MEPs on the European Parliamentʼs Committee on Civil Liberties will assess in the coming months whether Hungary is at risk of a serious breach of EU values. If this is the case, Parliament could ask the Council to act, potentially triggering Article 7 of the Treaty on European Union to enforce compliance.
In May this year, MEPs at a plenary session of the European Parliament requested the Committee on Civil Liberties, Justice and Home Affairs to draw up a formal resolution on the basis of Article 7 of the EU Treaty, noting a deterioration of the rule of law, democracy and fundamental rights in Hungary. The committee plans to hold a public hearing by the end of this year with representatives of the Hungarian government, civil society and experts, according to a press release published on the European Parliament website.
As a next step, Judith Sargentini (Greens/EFA, NL), Parliament’s rapporteur, will present her draft report to the Civil Liberties Committee in March 2018. Other MEPs will have until April to table amendments; the vote in committee is slated for June 2018.
The parliamentary Committee on Culture and Education, and the Committee on Constitutional Affairs will also both deliver opinions. The Committee on Budgetary Control also wishes to table an opinion. The resolution will be put to a vote in a plenary session in September 2018.
“I am glad we can start working on this report. It will be the first time the European Parliament will carry out this procedure, so I want to make sure we have a transparent and thorough investigation before getting to conclusions. I look forward to talking to Hungarian authorities, civil society, scientists and other persons involved to get a balanced view of the situation in Hungary,” said Sargentini.
Article 7 of the Treaty on European Union, which has so far never been invoked but which is sometime referred to as the EUʼs “nuclear option,” provides a mechanism to enforce EU values.
Under Article 7(1), the Council may determine that there is a clear risk of a serious breach of EU values by a Member State and is intended to prevent an actual breach by addressing specific recommendations to the Member State in question. This can be triggered by one third of Member States, by Parliament or by the Commission. The Council has to adopt a decision by a four-fifths majority after having received Parliamentʼs consent, which also requires a two-thirds majority of the votes cast and an absolute majority of MEPs.
The next phase is Article 7(2), by which an actual breach of EU values can be determined by the Council on a proposal by a third of Member States or the Commission. The Council needs to decide by unanimity and the Parliament needs to give its consent.
Article 7(3) launches sanctions, such as the suspension of voting rights in the Council.
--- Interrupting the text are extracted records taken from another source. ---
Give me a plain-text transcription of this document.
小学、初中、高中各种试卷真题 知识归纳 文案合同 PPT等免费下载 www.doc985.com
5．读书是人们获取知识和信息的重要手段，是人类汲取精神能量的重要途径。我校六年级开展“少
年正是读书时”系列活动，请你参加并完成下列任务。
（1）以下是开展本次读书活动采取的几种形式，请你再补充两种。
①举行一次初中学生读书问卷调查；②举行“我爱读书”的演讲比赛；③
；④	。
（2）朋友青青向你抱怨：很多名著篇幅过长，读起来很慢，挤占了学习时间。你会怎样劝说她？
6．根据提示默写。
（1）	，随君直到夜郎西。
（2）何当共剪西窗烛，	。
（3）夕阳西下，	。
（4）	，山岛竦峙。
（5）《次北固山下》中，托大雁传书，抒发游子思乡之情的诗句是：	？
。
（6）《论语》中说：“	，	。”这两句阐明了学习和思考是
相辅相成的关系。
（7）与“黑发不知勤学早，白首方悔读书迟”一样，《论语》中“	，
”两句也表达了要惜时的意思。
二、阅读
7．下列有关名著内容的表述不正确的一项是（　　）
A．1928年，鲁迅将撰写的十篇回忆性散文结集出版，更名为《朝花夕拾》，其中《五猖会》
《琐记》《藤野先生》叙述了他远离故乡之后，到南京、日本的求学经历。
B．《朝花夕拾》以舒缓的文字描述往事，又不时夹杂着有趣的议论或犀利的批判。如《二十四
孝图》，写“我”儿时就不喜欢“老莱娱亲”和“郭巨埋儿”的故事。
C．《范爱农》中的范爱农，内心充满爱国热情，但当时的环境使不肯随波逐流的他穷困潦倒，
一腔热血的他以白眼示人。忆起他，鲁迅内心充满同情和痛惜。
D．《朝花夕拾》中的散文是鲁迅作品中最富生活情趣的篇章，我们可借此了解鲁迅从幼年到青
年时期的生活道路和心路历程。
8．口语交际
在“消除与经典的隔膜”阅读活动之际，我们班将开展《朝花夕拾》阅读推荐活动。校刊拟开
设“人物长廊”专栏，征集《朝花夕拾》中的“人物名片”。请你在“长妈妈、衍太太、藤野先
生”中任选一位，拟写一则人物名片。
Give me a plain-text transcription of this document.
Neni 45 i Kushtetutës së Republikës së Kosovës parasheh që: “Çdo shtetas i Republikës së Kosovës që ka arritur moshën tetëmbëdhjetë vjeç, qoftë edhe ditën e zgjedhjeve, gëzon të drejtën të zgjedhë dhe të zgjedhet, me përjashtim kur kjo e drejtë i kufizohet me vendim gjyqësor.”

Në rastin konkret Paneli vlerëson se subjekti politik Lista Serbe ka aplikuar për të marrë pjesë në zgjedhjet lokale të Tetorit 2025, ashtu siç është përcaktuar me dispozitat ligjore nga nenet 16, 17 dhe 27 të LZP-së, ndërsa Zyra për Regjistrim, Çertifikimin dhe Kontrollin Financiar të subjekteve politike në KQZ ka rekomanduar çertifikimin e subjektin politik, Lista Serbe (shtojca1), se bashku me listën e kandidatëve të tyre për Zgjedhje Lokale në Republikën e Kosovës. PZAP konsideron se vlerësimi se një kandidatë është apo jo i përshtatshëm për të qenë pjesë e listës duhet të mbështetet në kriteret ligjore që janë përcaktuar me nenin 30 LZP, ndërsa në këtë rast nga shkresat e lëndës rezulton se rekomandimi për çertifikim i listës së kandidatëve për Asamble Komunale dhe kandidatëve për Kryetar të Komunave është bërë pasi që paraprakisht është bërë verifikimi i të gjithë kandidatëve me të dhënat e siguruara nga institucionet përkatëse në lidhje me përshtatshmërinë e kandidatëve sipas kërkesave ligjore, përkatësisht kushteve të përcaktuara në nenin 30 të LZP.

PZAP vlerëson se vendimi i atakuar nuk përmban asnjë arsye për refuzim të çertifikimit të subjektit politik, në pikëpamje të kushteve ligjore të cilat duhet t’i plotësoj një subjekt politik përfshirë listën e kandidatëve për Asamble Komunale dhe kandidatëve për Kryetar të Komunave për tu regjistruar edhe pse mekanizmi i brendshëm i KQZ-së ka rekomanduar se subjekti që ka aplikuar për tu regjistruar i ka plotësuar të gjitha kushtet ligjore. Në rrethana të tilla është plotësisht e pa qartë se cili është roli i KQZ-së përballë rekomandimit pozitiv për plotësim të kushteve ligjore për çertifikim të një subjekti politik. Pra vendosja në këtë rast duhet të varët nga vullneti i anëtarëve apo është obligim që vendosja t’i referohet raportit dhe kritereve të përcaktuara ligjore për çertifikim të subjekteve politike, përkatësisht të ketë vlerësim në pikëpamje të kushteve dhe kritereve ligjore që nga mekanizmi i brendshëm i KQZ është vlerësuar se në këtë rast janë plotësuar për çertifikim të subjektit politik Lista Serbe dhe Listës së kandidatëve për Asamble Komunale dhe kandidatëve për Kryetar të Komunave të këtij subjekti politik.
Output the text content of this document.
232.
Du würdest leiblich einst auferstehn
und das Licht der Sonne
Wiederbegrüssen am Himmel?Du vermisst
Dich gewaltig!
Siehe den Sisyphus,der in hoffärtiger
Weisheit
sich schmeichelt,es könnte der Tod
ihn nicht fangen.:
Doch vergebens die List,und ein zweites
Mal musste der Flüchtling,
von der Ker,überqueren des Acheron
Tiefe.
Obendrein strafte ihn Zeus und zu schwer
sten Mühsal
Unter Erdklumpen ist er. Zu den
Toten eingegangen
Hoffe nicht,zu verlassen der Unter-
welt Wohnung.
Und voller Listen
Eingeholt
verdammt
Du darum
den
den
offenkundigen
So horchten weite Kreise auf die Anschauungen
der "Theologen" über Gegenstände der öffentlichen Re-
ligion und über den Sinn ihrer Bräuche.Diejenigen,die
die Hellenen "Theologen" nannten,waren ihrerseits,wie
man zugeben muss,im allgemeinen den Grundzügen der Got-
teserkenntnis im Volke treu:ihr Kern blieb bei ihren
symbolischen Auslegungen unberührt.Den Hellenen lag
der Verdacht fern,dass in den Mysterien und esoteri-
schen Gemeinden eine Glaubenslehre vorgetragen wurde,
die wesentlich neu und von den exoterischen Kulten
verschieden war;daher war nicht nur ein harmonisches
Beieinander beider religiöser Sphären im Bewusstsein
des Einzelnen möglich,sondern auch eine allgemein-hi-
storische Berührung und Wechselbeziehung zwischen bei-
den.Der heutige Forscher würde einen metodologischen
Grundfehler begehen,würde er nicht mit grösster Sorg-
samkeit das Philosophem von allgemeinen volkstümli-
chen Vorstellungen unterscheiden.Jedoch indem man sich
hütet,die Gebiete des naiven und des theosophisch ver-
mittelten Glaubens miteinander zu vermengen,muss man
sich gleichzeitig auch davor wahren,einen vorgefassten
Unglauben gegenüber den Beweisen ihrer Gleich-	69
Further details about the procedures are available here.
A number of infringement procedures launched by the European Commission are ongoing against Hungary, including one over the governmentʼs recently passed legislation on foreign-funded NGOs, and another pertaining to amendments to education law that have endangered the operation of the Central European University (CEU) in Budapest, triggering mass street protests in the spring and widespread international condemnation. Another infringement procedure relates to Hungaryʼs refusal to participate in the EU-wide relocation of refugees.